Cependant c’est à cette époque de misère et de ruines matérielles que se dessinent et s’affirment de nobles idées et des conceptions nouvelles sur le droit des gens et les fondements d’un ordre international. Les universités ne demeurèrent pas étrangères ni indifférentes aux théories émises par un Vitoria ou un Suarez en Espagne, un Cujas à Paris et un Gentili en Italie, puis a Oxford. Le plus illustre de tous ces penseurs semble avoir été le Hollandais Grotius avec sa théorie du « droit des gens ».

Pendant ce temps, en Allemagne, le mouvement piétiste, préconisé par Spener et Franke, trouve son moyen d’expression et d’expansion dans la nouvelle université de Halle (1694). Outre sa faculté de théologie (protestante), la nouvelle fondation se rendit célèbre par ses écoles de droit et de science politique. C’est chez elle que fut créée la première chaire de science économique du monde (1729).

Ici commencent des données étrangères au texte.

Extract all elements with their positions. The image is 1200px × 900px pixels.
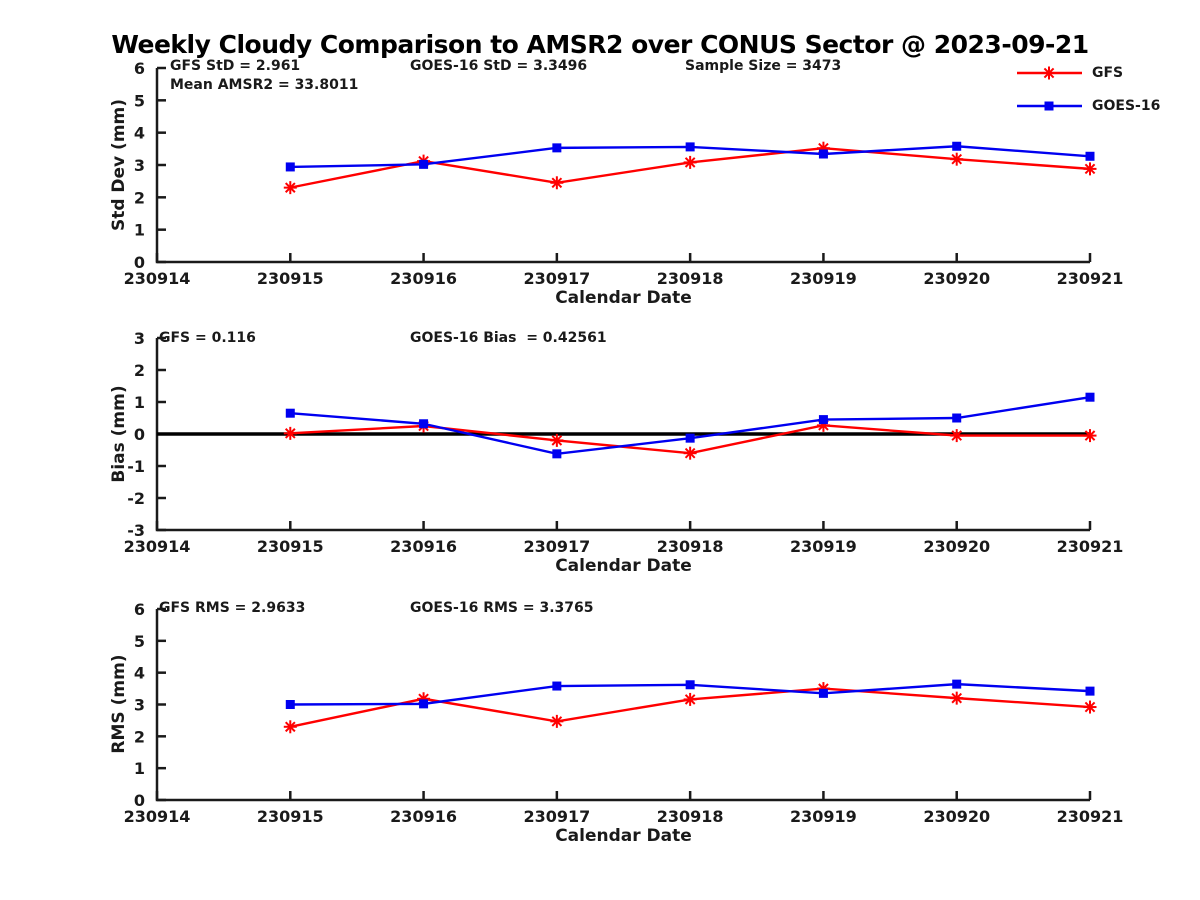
svg-text:3: 3	[134, 329, 145, 348]
rms-x-axis-label: Calendar Date	[555, 826, 692, 846]
svg-text:3: 3	[134, 156, 145, 175]
annotation-gfs-bias: GFS = 0.116	[159, 330, 256, 346]
svg-text:230918: 230918	[657, 537, 724, 556]
svg-text:230920: 230920	[923, 807, 990, 826]
legend-label-gfs: GFS	[1092, 65, 1124, 81]
rms-y-axis-label: RMS (mm)	[109, 654, 129, 754]
svg-text:2: 2	[134, 727, 145, 746]
svg-text:5: 5	[134, 91, 145, 110]
legend: GFS GOES-16	[1016, 64, 1160, 115]
svg-text:2: 2	[134, 188, 145, 207]
goes16-line-square-icon	[1017, 101, 1082, 111]
svg-text:230914: 230914	[124, 269, 191, 288]
svg-text:-3: -3	[127, 521, 145, 540]
svg-text:230920: 230920	[923, 269, 990, 288]
svg-text:230921: 230921	[1057, 269, 1124, 288]
svg-text:230916: 230916	[390, 537, 457, 556]
annotation-goes16-bias: GOES-16 Bias = 0.42561	[410, 330, 607, 346]
svg-text:230915: 230915	[257, 269, 324, 288]
gfs-line-star-icon	[1017, 66, 1082, 80]
svg-text:230916: 230916	[390, 807, 457, 826]
svg-text:2: 2	[134, 361, 145, 380]
legend-item-gfs: GFS	[1016, 64, 1160, 82]
svg-text:230915: 230915	[257, 537, 324, 556]
annotation-gfs-rms: GFS RMS = 2.9633	[159, 600, 306, 616]
annotation-gfs-std: GFS StD = 2.961	[170, 58, 301, 74]
svg-text:230914: 230914	[124, 807, 191, 826]
svg-text:0: 0	[134, 425, 145, 444]
svg-text:230920: 230920	[923, 537, 990, 556]
svg-text:4: 4	[134, 664, 145, 683]
bias-y-axis-label: Bias (mm)	[109, 385, 129, 483]
svg-text:1: 1	[134, 393, 145, 412]
svg-text:0: 0	[134, 253, 145, 272]
svg-text:230917: 230917	[523, 537, 590, 556]
svg-text:0: 0	[134, 791, 145, 810]
svg-text:230921: 230921	[1057, 537, 1124, 556]
annotation-goes16-rms: GOES-16 RMS = 3.3765	[410, 600, 594, 616]
bias-x-axis-label: Calendar Date	[555, 556, 692, 576]
svg-text:5: 5	[134, 632, 145, 651]
svg-text:3: 3	[134, 696, 145, 715]
svg-text:230919: 230919	[790, 269, 857, 288]
legend-item-goes16: GOES-16	[1016, 97, 1160, 115]
svg-text:230919: 230919	[790, 807, 857, 826]
svg-text:230918: 230918	[657, 269, 724, 288]
svg-text:-1: -1	[127, 457, 145, 476]
svg-text:6: 6	[134, 59, 145, 78]
svg-text:230918: 230918	[657, 807, 724, 826]
stddev-x-axis-label: Calendar Date	[555, 288, 692, 308]
annotation-mean-amsr2: Mean AMSR2 = 33.8011	[170, 77, 359, 93]
svg-text:230915: 230915	[257, 807, 324, 826]
annotation-goes16-std: GOES-16 StD = 3.3496	[410, 58, 588, 74]
svg-text:-2: -2	[127, 489, 145, 508]
annotation-sample-size: Sample Size = 3473	[685, 58, 842, 74]
legend-label-goes16: GOES-16	[1092, 98, 1161, 114]
svg-text:6: 6	[134, 600, 145, 619]
svg-text:230919: 230919	[790, 537, 857, 556]
svg-text:230917: 230917	[523, 269, 590, 288]
svg-text:1: 1	[134, 221, 145, 240]
svg-text:230917: 230917	[523, 807, 590, 826]
stddev-y-axis-label: Std Dev (mm)	[109, 98, 129, 232]
svg-text:230916: 230916	[390, 269, 457, 288]
svg-text:230914: 230914	[124, 537, 191, 556]
svg-text:4: 4	[134, 124, 145, 143]
svg-text:1: 1	[134, 759, 145, 778]
svg-text:230921: 230921	[1057, 807, 1124, 826]
chart-title: Weekly Cloudy Comparison to AMSR2 over C…	[111, 30, 1089, 59]
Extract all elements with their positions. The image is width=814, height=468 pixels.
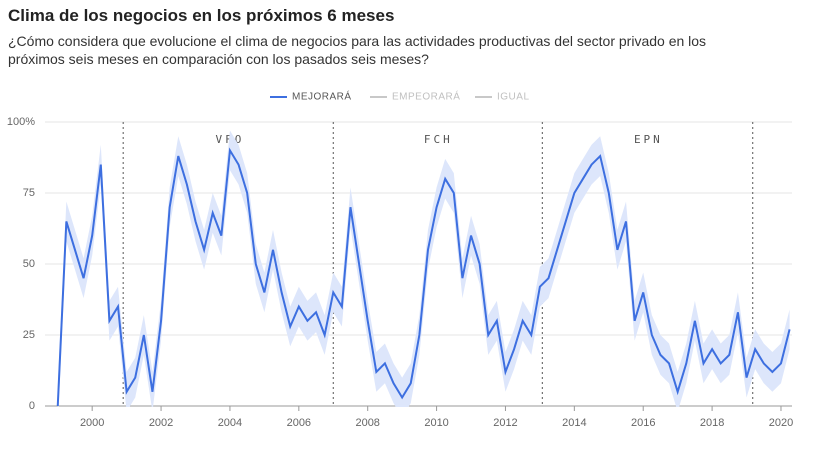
series-group xyxy=(56,130,791,407)
x-tick-label: 2020 xyxy=(769,417,793,429)
x-tick-label: 2010 xyxy=(424,417,448,429)
legend-label: IGUAL xyxy=(497,92,530,103)
header: Clima de los negocios en los próximos 6 … xyxy=(8,6,708,68)
x-tick-label: 2006 xyxy=(287,417,311,429)
chart-subtitle: ¿Cómo considera que evolucione el clima … xyxy=(8,33,707,67)
y-tick-label: 25 xyxy=(23,329,35,341)
x-tick-label: 2018 xyxy=(700,417,724,429)
y-tick-label: 75 xyxy=(23,187,35,199)
legend-label: EMPEORARÁ xyxy=(392,90,460,103)
x-tick-label: 2008 xyxy=(355,417,379,429)
y-tick-label: 50 xyxy=(23,258,35,270)
x-tick-label: 2014 xyxy=(562,417,586,429)
x-tick-label: 2016 xyxy=(631,417,655,429)
series-line xyxy=(56,147,791,407)
x-tick-label: 2000 xyxy=(80,417,104,429)
y-tick-label: 100% xyxy=(7,116,35,128)
chart-title: Clima de los negocios en los próximos 6 … xyxy=(8,6,395,25)
x-tick-label: 2012 xyxy=(493,417,517,429)
period-label: FCH xyxy=(424,133,453,146)
period-label: EPN xyxy=(634,133,663,146)
confidence-band xyxy=(57,130,790,407)
legend-label: MEJORARÁ xyxy=(292,90,352,103)
y-tick-label: 0 xyxy=(29,400,35,412)
x-tick-label: 2004 xyxy=(218,417,242,429)
x-tick-label: 2002 xyxy=(149,417,173,429)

Tandis que les universités de Leyde, Vienne et Edimbourg, par leurs recherches médicales pratiques et leurs expériences anatomiques, s’orientent vers l’utilitarisme et le matérialisme, une nouvelle université se fonde à Gœttingue (1737) sur des formules un peu nouvelles. Entièrement soumise à l’État, bien rentée, elle visait à un double but : distribuer des connaissances pratiques et immédiatement utilisables dans le domaine professionnel, administratif et politique, et, en même temps, poursuivre des recherches libres et désintéressées. Pour ce faire, elle eut à sa disposition une des plus belles bibliothèques de l’époque. Cette formule marque une étape décisive dans la formation de l’université moderne.

Déjà, en effet, nous sommes entrés dans le siècle de Newton et de Locke, l’âge de l’expérience physique et de la mécanique, l’époque de l’empirisme et du rationalisme. Dans l’Europe entière, en dépit des réactions en faveur de l’indépendance des universités, l’opinion commune est que l’université est affaire d’État. C’était d’ailleurs une réalité dans beaucoup de centres, surtout au delà du Rhin. En France, ce sera l’œuvre de la Révolution.